Check Pattern – Charmed by Gingham Glamor
Gingham glamor is back! This versatile, sturdy, natural fabric is no longer used only in country home decor or worn by country Cowboys. I think its so popular because it blends nostalgia, practicality and style in a way that makes it fun to use.
Source: I’m So Vintage
Gingham fabric just works well with many home decorating styles, and adds a little country home decor to any style. Across long stretches of walls, a complete set of dining chairs or small accents. The amount of gingham you use is proportional to your gingham comfort zone.
Source: Country Living
Gingham Spotted Around Town
I’m not sure what you think of the new spin on gingham, but I like the way its found its way to monogrammed gingham shoes, nails, gloves and clothes. Large checks, small checks, from every color, straight or on the bias, gingham is a style you can do so much with.
Gingham is the most democratic of fabrics. It has no right or wrong side which makes it easy to use. I must admit, the check pattern was never on top of the fabric charts for me… but now I really like the look of gingham fabric and check pattern, whether its to cover walls, windows, or antique chairs.
I find even the smallest amount of gingham fabric in a photo frame or cushion can make all the difference to a look.
How Much is Too Much?
Of course, it depends on the room. But I find that gingham is a great way to layer fabric patterns and add another dimension to home decorating. It gives it depth, as well as color and interest. You can read this article to find out how to use patterns, scale and fabric texture and layer your look.

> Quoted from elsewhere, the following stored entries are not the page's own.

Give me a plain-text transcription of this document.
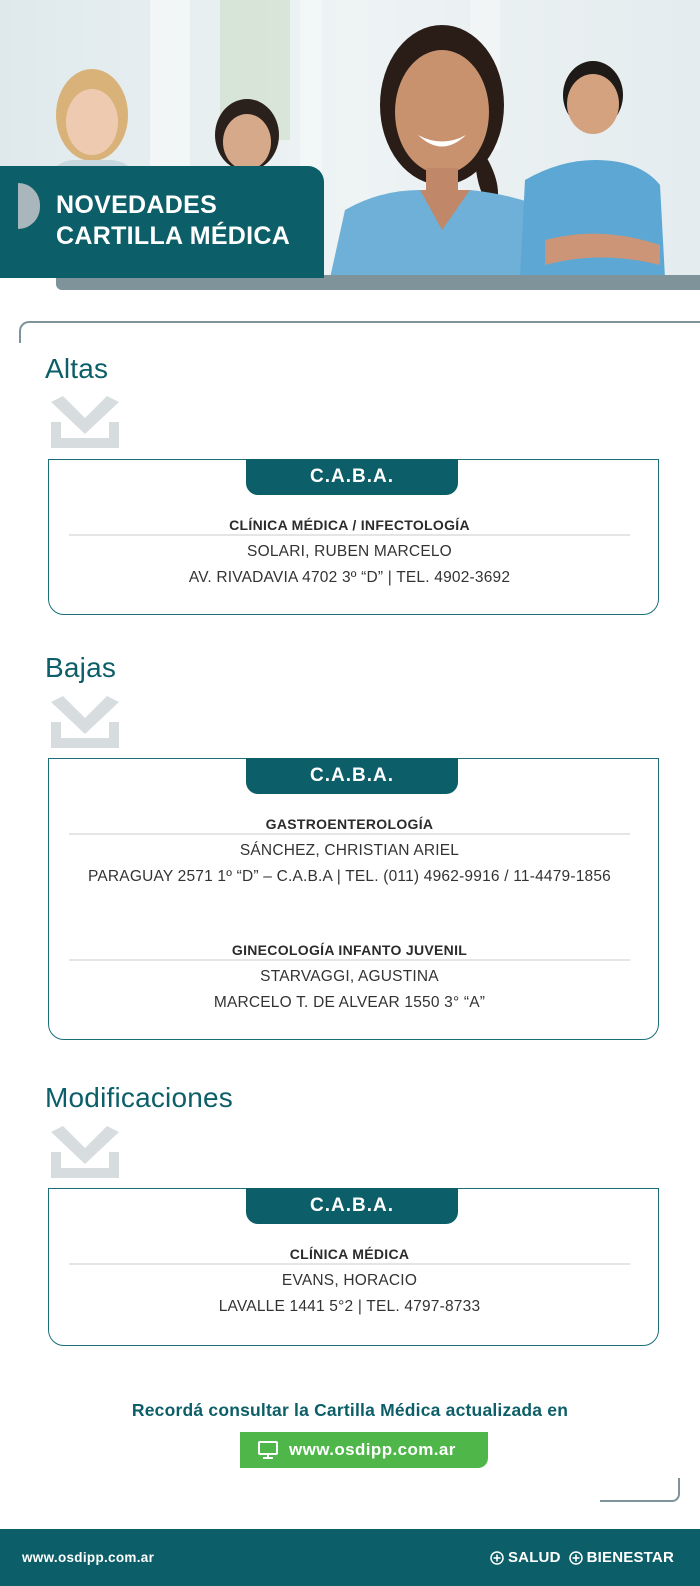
NOVEDADES
CARTILLA MÉDICA
Altas
C.A.B.A.
CLÍNICA MÉDICA / INFECTOLOGÍA
SOLARI, RUBEN MARCELO
AV. RIVADAVIA 4702 3º “D” | TEL. 4902-3692
Bajas
C.A.B.A.
GASTROENTEROLOGÍA
SÁNCHEZ, CHRISTIAN ARIEL
PARAGUAY 2571 1º “D” – C.A.B.A | TEL. (011) 4962-9916 / 11-4479-1856
GINECOLOGÍA INFANTO JUVENIL
STARVAGGI, AGUSTINA
MARCELO T. DE ALVEAR 1550 3° “A”
Modificaciones
C.A.B.A.
CLÍNICA MÉDICA
EVANS, HORACIO
LAVALLE 1441 5°2 | TEL. 4797-8733
Recordá consultar la Cartilla Médica actualizada en
www.osdipp.com.ar
www.osdipp.com.ar	SALUD BIENESTAR
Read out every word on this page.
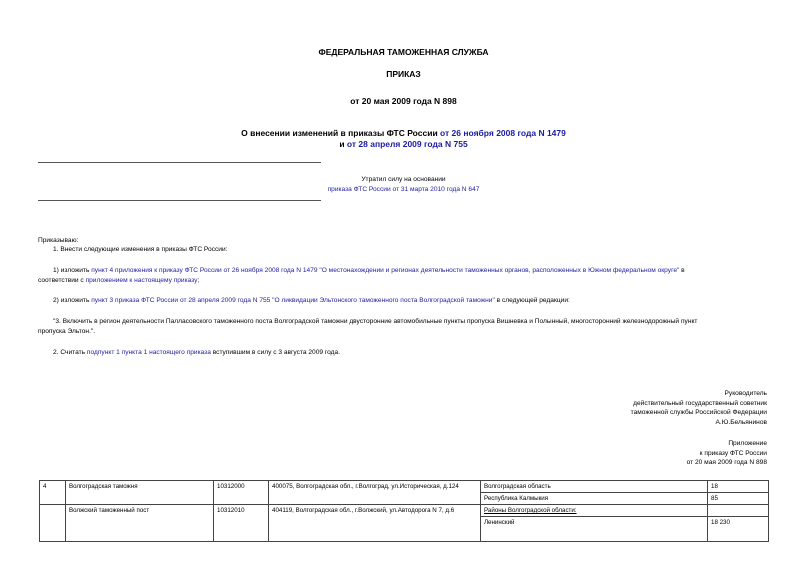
ФЕДЕРАЛЬНАЯ ТАМОЖЕННАЯ СЛУЖБА
ПРИКАЗ
от 20 мая 2009 года N 898
О внесении изменений в приказы ФТС России от 26 ноября 2008 года N 1479
и от 28 апреля 2009 года N 755
Утратил силу на основании
приказа ФТС России от 31 марта 2010 года N 647
Приказываю:
1. Внести следующие изменения в приказы ФТС России:
1) изложить пункт 4 приложения к приказу ФТС России от 26 ноября 2008 года N 1479 "О местонахождении и регионах деятельности таможенных органов, расположенных в Южном федеральном округе" в
соответствии с приложением к настоящему приказу;
2) изложить пункт 3 приказа ФТС России от 28 апреля 2009 года N 755 "О ликвидации Эльтонского таможенного поста Волгоградской таможни" в следующей редакции:
"3. Включить в регион деятельности Палласовского таможенного поста Волгоградской таможни двусторонние автомобильные пункты пропуска Вишневка и Полынный, многосторонний железнодорожный пункт
пропуска Эльтон.".
2. Считать подпункт 1 пункта 1 настоящего приказа вступившим в силу с 3 августа 2009 года.
Руководитель
действительный государственный советник
таможенной службы Российской Федерации
А.Ю.Бельянинов
Приложение
к приказу ФТС России
от 20 мая 2009 года N 898
4	Волгоградская таможня	10312000	400075, Волгоградская обл., г.Волгоград, ул.Историческая, д.124	Волгоградская область	18
				Республика Калмыкия	85
	Волжский таможенный пост	10312010	404119, Волгоградская обл., г.Волжский, ул.Автодорога N 7, д.6	Районы Волгоградской области:	
				Ленинский	18 230
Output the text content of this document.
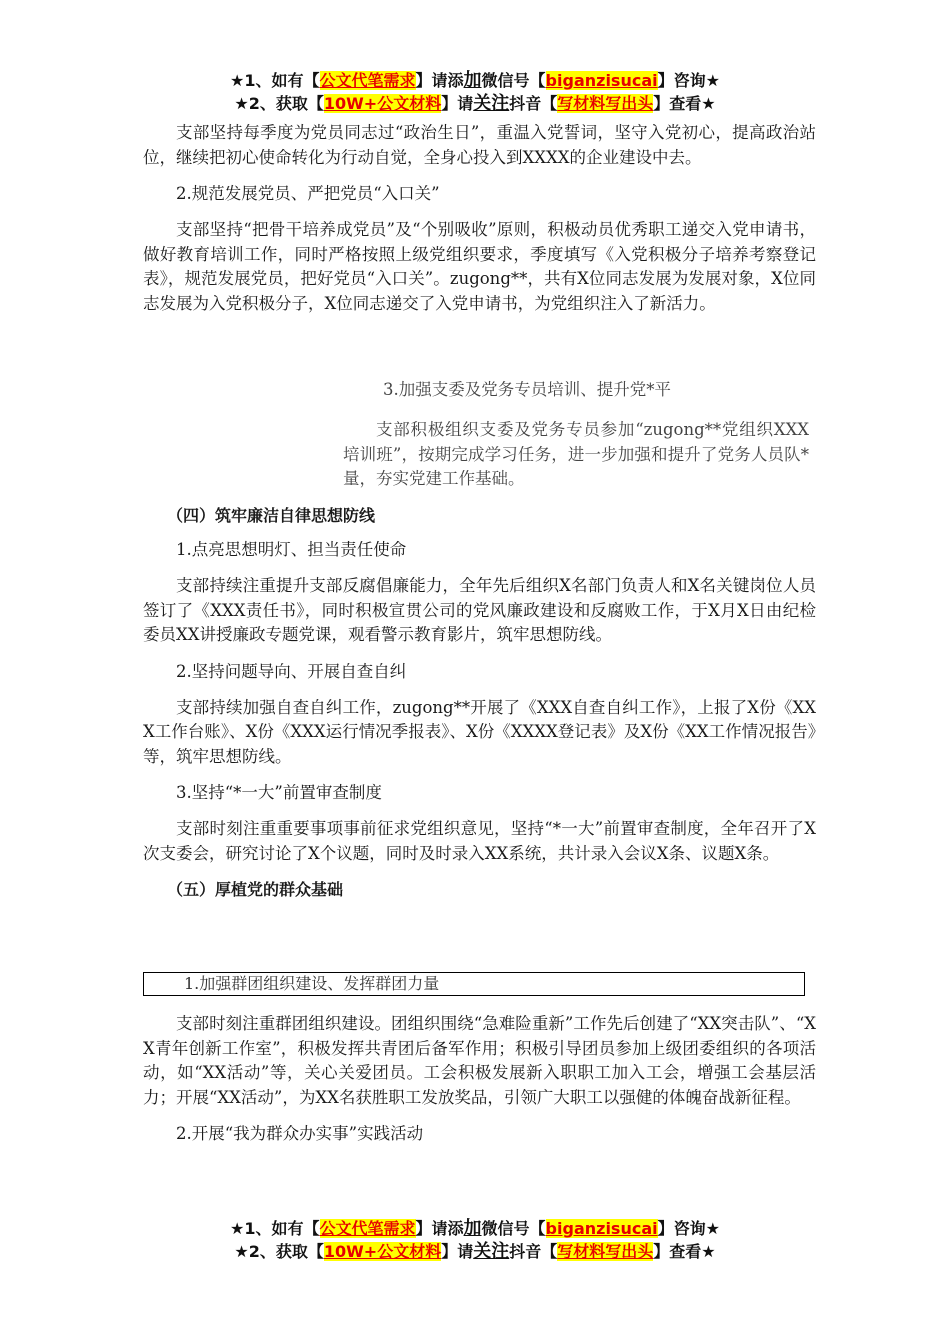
★1、如有【公文代笔需求】请添加微信号【biganzisucai】咨询★
★2、获取【10W+公文材料】请关注抖音【写材料写出头】查看★

支部坚持每季度为党员同志过“政治生日”，重温入党誓词，坚守入党初心，提高政治站位，继续把初心使命转化为行动自觉，全身心投入到XXXX的企业建设中去。

2.规范发展党员、严把党员“入口关”

支部坚持“把骨干培养成党员”及“个别吸收”原则，积极动员优秀职工递交入党申请书，做好教育培训工作，同时严格按照上级党组织要求，季度填写《入党积极分子培养考察登记表》，规范发展党员，把好党员“入口关”。zugong**，共有X位同志发展为发展对象，X位同志发展为入党积极分子，X位同志递交了入党申请书，为党组织注入了新活力。

3.加强支委及党务专员培训、提升党*平

支部积极组织支委及党务专员参加“zugong**党组织XXX培训班”，按期完成学习任务，进一步加强和提升了党务人员队*量，夯实党建工作基础。

（四）筑牢廉洁自律思想防线

1.点亮思想明灯、担当责任使命

支部持续注重提升支部反腐倡廉能力，全年先后组织X名部门负责人和X名关键岗位人员签订了《XXX责任书》，同时积极宣贯公司的党风廉政建设和反腐败工作，于X月X日由纪检委员XX讲授廉政专题党课，观看警示教育影片，筑牢思想防线。

2.坚持问题导向、开展自查自纠

支部持续加强自查自纠工作，zugong**开展了《XXX自查自纠工作》，上报了X份《XXX工作台账》、X份《XXX运行情况季报表》、X份《XXXX登记表》及X份《XX工作情况报告》等，筑牢思想防线。

3.坚持“*一大”前置审查制度

支部时刻注重重要事项事前征求党组织意见，坚持“*一大”前置审查制度，全年召开了X次支委会，研究讨论了X个议题，同时及时录入XX系统，共计录入会议X条、议题X条。

（五）厚植党的群众基础

1.加强群团组织建设、发挥群团力量

支部时刻注重群团组织建设。团组织围绕“急难险重新”工作先后创建了“XX突击队”、“XX青年创新工作室”，积极发挥共青团后备军作用；积极引导团员参加上级团委组织的各项活动，如“XX活动”等，关心关爱团员。工会积极发展新入职职工加入工会，增强工会基层活力；开展“XX活动”，为XX名获胜职工发放奖品，引领广大职工以强健的体魄奋战新征程。

2.开展“我为群众办实事”实践活动

★1、如有【公文代笔需求】请添加微信号【biganzisucai】咨询★
★2、获取【10W+公文材料】请关注抖音【写材料写出头】查看★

Classic checkerboard was mostly found in primary colors; blue, red, or yellow on a light ground. As it’s become more popular, greens, grays and muted browns have been added to the gingham color palette. And they work really well. The size of the check pattern has also changed, which makes mixing and matching much easier.
If you want your rooms to look relaxed and subdued, but still classic, add less pattern in primary colors. For a bolder, stronger look, at more primary colors with larger checks.
I like gingham added to rooms that are painted white and muted gray. That little bit of pattern and color can break up large slabs of white space. How much gingham glamor you choose is up to you.
I like the new ways people are using gingham. Now you can find the cheeky checks on the cutest kitchen table, with gingham napkins to iPhone covers and lamp shades. Country home decor has gone mainstream.
And it doesn’t have to be all about fabric. You can paint a check pattern on your floors or walls. Here is a tutorial from Southern Living on painting a check pattern on walls. I really like the look – it’s creative, looks like expensive wall paper and means you only paint one half of the check pattern if you like one of the two colors. Simple, fast home decorating.
Gingham fabric is a winner on ottomans, sofas and the most ornate French chairs; toning down the any formality but still adding color, texture and a layer of pattern. You can create the cutest kitchen table look or move right into the bedroom. The check pattern goes well with primary colors, floral patterns and stripes.
Source: Casa Sugar
Here is gingham glamor in the kitchen, dressing up the best laid afternoon teas. From flatware, aprons and garden gloves, from primary colors to soft pale colors, the check pattern can create the cutest kitchen table setting.
Gingham – Creating a Relaxed Classic Look
For some, gingham won’t give up its homely country home decor past. But move past the country home decor look, mix it in with other home decorating looks, and you get to experience gingham in a whole new way. It’s fresh. It’s flexible. It’s relaxed. And most of the time – it’s washable.
Think check chair covers, tied to the back of chairs and removed when you want a change. Mix it with burlap curtains. Use it in kitchen valances.
Source – Pinterest (Etsy)
Add to neutral colors or outdoor seat cushions. You’ll be surprised how stylish this can look. Just the smallest amount of check pattern can make such a difference to your home decorating.
Use gingham ribbon on your gift wrapping, tags, Christmas decorations or table napkins.
Gingham curtains can look stunning or pillows in a muted, minimalist bedroom.
Source: Pinterest and Casa Sugar.
If this is your first time using gingham, go small – and I mean amount of gingham, not the size of the check. Add gingham fabric to accessories. If you are ready for a bolder gingham look, add gingham wallpaper to the back of a bookcase, kitchen cabinet or add some slipcovers to your chairs.
Source: Everything Fab and Indulgy
No matter what you choose, remember that a bigger print looks better on furniture and bigger projects, while a smaller gingham print works well on accents or accessories! Here is a video on how to cover a stool with gingham fabric.
I’m not sure what my next gingham project will be. But from room dividers to wall treatments, there are some great ways to use gingham.